If I proposed a new strxyzcpy function that only null-terminated the string when the length was not a prime number and that wiped your hard drive if the destination string, before the copy, contained the sequence 'xyz' in ascii I would be very afraid someone in the C committee would think it would be a nice idea to add it.


Does the length take locale into consideration?


FFS I had some code for a microcontroller break because locale.


Don’t forget than if it’s invoked at the 38th second of a minute, the behavior is undefined.


Oh, are those 0-indexed seconds or 1-indexed?


0-indexed if running on a Unix-like OS, 1-indexed otherwise.


Does Linux count as Unix-like? What if it’s NixOS?


Implementation defined.



A great tweet, and often useful. But I don't think it applies well here.

There is a long history of "this time, the strcpy replacement will be safe" followed by cve after cve after cve. At some point I feel that the response really should be to give up on trying to make c-style strings safe.

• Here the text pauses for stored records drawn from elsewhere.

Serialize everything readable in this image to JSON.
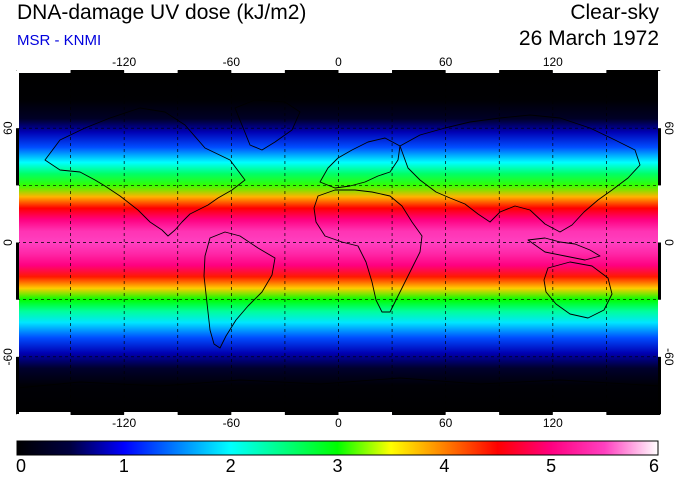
{
  "header": {
    "title": "DNA-damage UV dose (kJ/m2)",
    "subtitle": "MSR - KNMI",
    "mode": "Clear-sky",
    "date": "26 March 1972"
  },
  "colors": {
    "subtitle": "#0000dd",
    "frame": "#000000",
    "grid": "#000000"
  },
  "map": {
    "projection": "equirectangular",
    "lon_range": [
      -180,
      180
    ],
    "lat_range": [
      -90,
      90
    ],
    "lon_ticks": [
      {
        "value": -120,
        "label": "-120"
      },
      {
        "value": -60,
        "label": "-60"
      },
      {
        "value": 0,
        "label": "0"
      },
      {
        "value": 60,
        "label": "60"
      },
      {
        "value": 120,
        "label": "120"
      }
    ],
    "lat_ticks": [
      {
        "value": 60,
        "label": "60"
      },
      {
        "value": 0,
        "label": "0"
      },
      {
        "value": -60,
        "label": "-60"
      }
    ],
    "grid_lon": [
      -150,
      -120,
      -90,
      -60,
      -30,
      0,
      30,
      60,
      90,
      120,
      150
    ],
    "grid_lat": [
      -60,
      -30,
      0,
      30,
      60
    ],
    "grid": "dashed"
  },
  "colorbar": {
    "min": 0,
    "max": 6,
    "ticks": [
      "0",
      "1",
      "2",
      "3",
      "4",
      "5",
      "6"
    ],
    "stops": [
      {
        "v": 0.0,
        "c": "#000000"
      },
      {
        "v": 0.5,
        "c": "#000040"
      },
      {
        "v": 1.0,
        "c": "#0000ff"
      },
      {
        "v": 1.5,
        "c": "#0080ff"
      },
      {
        "v": 2.0,
        "c": "#00ffff"
      },
      {
        "v": 2.5,
        "c": "#00ff80"
      },
      {
        "v": 3.0,
        "c": "#00ff00"
      },
      {
        "v": 3.5,
        "c": "#ffff00"
      },
      {
        "v": 4.0,
        "c": "#ff8000"
      },
      {
        "v": 4.5,
        "c": "#ff0000"
      },
      {
        "v": 5.0,
        "c": "#ff0080"
      },
      {
        "v": 5.5,
        "c": "#ff40c0"
      },
      {
        "v": 6.0,
        "c": "#ffffff"
      }
    ]
  },
  "dose_profile": [
    {
      "lat": 90,
      "v": 0.0
    },
    {
      "lat": 75,
      "v": 0.02
    },
    {
      "lat": 65,
      "v": 0.3
    },
    {
      "lat": 58,
      "v": 0.8
    },
    {
      "lat": 50,
      "v": 1.3
    },
    {
      "lat": 42,
      "v": 2.0
    },
    {
      "lat": 36,
      "v": 2.6
    },
    {
      "lat": 30,
      "v": 3.1
    },
    {
      "lat": 24,
      "v": 3.8
    },
    {
      "lat": 18,
      "v": 4.5
    },
    {
      "lat": 12,
      "v": 5.0
    },
    {
      "lat": 6,
      "v": 5.4
    },
    {
      "lat": 0,
      "v": 5.5
    },
    {
      "lat": -6,
      "v": 5.3
    },
    {
      "lat": -12,
      "v": 5.0
    },
    {
      "lat": -18,
      "v": 4.4
    },
    {
      "lat": -24,
      "v": 3.7
    },
    {
      "lat": -30,
      "v": 3.0
    },
    {
      "lat": -36,
      "v": 2.4
    },
    {
      "lat": -42,
      "v": 1.9
    },
    {
      "lat": -50,
      "v": 1.3
    },
    {
      "lat": -58,
      "v": 0.8
    },
    {
      "lat": -66,
      "v": 0.35
    },
    {
      "lat": -75,
      "v": 0.05
    },
    {
      "lat": -90,
      "v": 0.0
    }
  ]
}
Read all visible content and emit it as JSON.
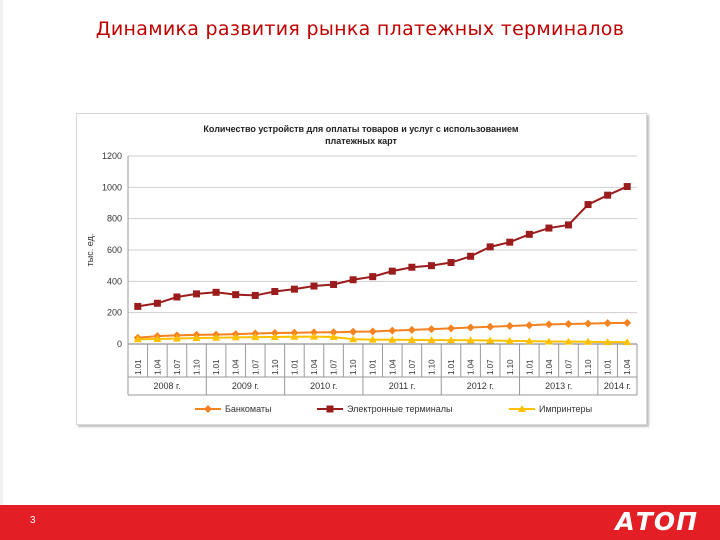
{
  "slide": {
    "title": "Динамика развития рынка платежных терминалов",
    "page_number": "3",
    "logo_text": "АТОП"
  },
  "colors": {
    "banks": "#f58220",
    "terminals": "#9b1c1c",
    "imprinters": "#ffc000",
    "accent": "#e31e24",
    "title": "#c00000"
  },
  "chart_data": {
    "type": "line",
    "title_lines": [
      "Количество устройств для оплаты товаров и услуг с использованием",
      "платежных карт"
    ],
    "ylabel": "тыс. ед.",
    "ylim": [
      0,
      1200
    ],
    "yticks": [
      0,
      200,
      400,
      600,
      800,
      1000,
      1200
    ],
    "grid": true,
    "legend_position": "bottom",
    "categories": [
      "1.01",
      "1.04",
      "1.07",
      "1.10",
      "1.01",
      "1.04",
      "1.07",
      "1.10",
      "1.01",
      "1.04",
      "1.07",
      "1.10",
      "1.01",
      "1.04",
      "1.07",
      "1.10",
      "1.01",
      "1.04",
      "1.07",
      "1.10",
      "1.01",
      "1.04",
      "1.07",
      "1.10",
      "1.01",
      "1.04"
    ],
    "year_groups": [
      {
        "label": "2008 г.",
        "count": 4
      },
      {
        "label": "2009 г.",
        "count": 4
      },
      {
        "label": "2010 г.",
        "count": 4
      },
      {
        "label": "2011 г.",
        "count": 4
      },
      {
        "label": "2012 г.",
        "count": 4
      },
      {
        "label": "2013 г.",
        "count": 4
      },
      {
        "label": "2014 г.",
        "count": 2
      }
    ],
    "series": [
      {
        "name": "Банкоматы",
        "key": "banks",
        "marker": "diamond",
        "values": [
          40,
          50,
          55,
          58,
          60,
          63,
          67,
          70,
          72,
          74,
          75,
          78,
          80,
          85,
          90,
          95,
          100,
          105,
          110,
          115,
          120,
          125,
          128,
          130,
          133,
          135
        ]
      },
      {
        "name": "Электронные терминалы",
        "key": "terminals",
        "marker": "square",
        "values": [
          240,
          260,
          300,
          320,
          330,
          315,
          310,
          335,
          350,
          370,
          380,
          410,
          430,
          465,
          490,
          500,
          520,
          560,
          620,
          650,
          700,
          740,
          760,
          890,
          950,
          1005
        ]
      },
      {
        "name": "Импринтеры",
        "key": "imprinters",
        "marker": "triangle",
        "values": [
          30,
          32,
          35,
          38,
          40,
          42,
          44,
          45,
          46,
          47,
          45,
          30,
          28,
          27,
          26,
          25,
          25,
          24,
          22,
          20,
          18,
          16,
          15,
          14,
          12,
          12
        ]
      }
    ]
  }
}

The problem is the function signatures of all the improved string functions are broken. You can never write a safe string function that takes two char pointers.

You really want

  int str_try_copy(str_buffer *dest, str_slice *src)


You are more than welcome to give up on it. Personally I feel that you can never make code that handles C strings secure. That said, people will still be using them decades from now, and it is possible to give them safer APIs. Discounting everything as "oh it can never be perfect therefore we might as well throw away any efforts to make it better" is not helpful.